I’ve pre­vi­ously claimed some­thing like “If run­ning a sin­gle copy of a given AI sys­tem (let’s call it SketchyBot) for 1 month has a 5% chance of de­stroy­ing the world, then run­ning it for 5 years has a 1 - .95**60 ~= ~95% chance of de­stroy­ing the world”. A similar ar­gu­ment ap­plied to run­ning many copies of SketchyBot in par­allel. But I’m sud­denly sur­prised that no­body has called me out on this (that I re­call), be­cause this rea­son­ing is valid only if this 5% risk is an ex­pres­sion of only aleatoric un­cer­tainty.
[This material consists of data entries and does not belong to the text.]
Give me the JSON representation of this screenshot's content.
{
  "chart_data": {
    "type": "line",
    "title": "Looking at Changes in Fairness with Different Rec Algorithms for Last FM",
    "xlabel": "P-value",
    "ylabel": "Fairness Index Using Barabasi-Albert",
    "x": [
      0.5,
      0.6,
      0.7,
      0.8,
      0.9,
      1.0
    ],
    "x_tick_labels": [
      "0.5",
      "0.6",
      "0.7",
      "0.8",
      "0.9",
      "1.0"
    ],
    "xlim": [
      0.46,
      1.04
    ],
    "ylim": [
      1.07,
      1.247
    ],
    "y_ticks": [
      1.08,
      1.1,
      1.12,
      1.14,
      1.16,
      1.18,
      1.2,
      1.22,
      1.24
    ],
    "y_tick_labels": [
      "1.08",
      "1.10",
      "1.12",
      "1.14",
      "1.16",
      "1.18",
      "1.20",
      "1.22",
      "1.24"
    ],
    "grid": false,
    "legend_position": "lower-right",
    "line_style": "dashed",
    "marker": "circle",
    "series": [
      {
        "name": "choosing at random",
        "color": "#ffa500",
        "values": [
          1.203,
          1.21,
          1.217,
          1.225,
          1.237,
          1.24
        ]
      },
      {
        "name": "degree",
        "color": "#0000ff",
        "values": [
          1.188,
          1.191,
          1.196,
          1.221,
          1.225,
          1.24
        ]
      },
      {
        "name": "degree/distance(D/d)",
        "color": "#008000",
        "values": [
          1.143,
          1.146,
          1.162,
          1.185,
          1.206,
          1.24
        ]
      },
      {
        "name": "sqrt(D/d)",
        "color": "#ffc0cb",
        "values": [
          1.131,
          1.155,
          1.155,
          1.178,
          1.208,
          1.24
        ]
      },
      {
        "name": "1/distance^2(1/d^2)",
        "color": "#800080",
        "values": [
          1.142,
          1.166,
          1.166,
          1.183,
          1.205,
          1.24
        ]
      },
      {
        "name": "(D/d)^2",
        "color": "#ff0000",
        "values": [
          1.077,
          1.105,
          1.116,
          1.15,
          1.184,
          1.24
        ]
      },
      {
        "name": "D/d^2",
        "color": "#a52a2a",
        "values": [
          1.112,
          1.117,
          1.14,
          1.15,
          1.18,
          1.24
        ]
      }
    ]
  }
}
In fact, this “5% chance” is best un­der­stood as com­bin­ing epistemic and aleatory un­cer­tainty (by in­te­grat­ing over all pos­si­ble mod­els, ac­cord­ing to their sub­jec­tive prob­a­bil­ity).

Sig­nifi­cantly, epistemic un­cer­tainty doesn’t have this com­pound­ing effect! For ex­am­ple, you could two mod­els of how the world could work, one where we are lucky (L), and SketchyBot is com­pletely safe, and an­other where we are un­lucky (U), and run­ning SketchyBot even for 1 day de­stroys the world (im­me­di­ately). If you be­lieve we have a 5% chance of be­ing in world U and a 95% chance of be­ing in world L, then you can roll the dice and run SketchyBot and not in­cur more than a 5% Xrisk.

More­over, once you’ve ac­tu­ally run SketchyBot for 1 day, if you’re still al­ive, you can con­clude that you were lucky (i.e. we live in world L), and SketchyBot is in fact com­pletely safe. To be clear, I don’t think that ab­sence of ev­i­dence of dan­ger is strong ev­i­dence of safety in ad­vanced AI sys­tems (be­cause of things like treach­er­ous turns), but I’d say it’s a non­triv­ial amount of ev­i­dence. And it seems clear that I was over­es­ti­mat­ing Xrisk by naively com­pound­ing my sub­jec­tive Xrisk es­ti­mates.

Over­all, I think the main take­away is that there are plau­si­ble mod­els in which we ba­si­cally just get lucky, and fairly naive ap­proaches at al­ign­ment just work. I don’t think we should bank on that, but I think it’s worth ask­ing your­self where your un­cer­tainty about Xrisk is com­ing from. Per­son­ally, I still put a lot of weight on mod­els where the kind of ad­vanced AI sys­tems we’re likely to build are not dan­ger­ous by de­fault, but carry some ~con­stant risk of be­com­ing dan­ger­ous for ev­ery sec­ond they are turned on (e.g. by break­ing out of a box, hav­ing crit­i­cal in­sights about the world, in­stan­ti­at­ing in­ner op­ti­miz­ers, etc.). But I also put some weight on more FOOM-y things and at least a lit­tle bit of weight on us get­ting lucky.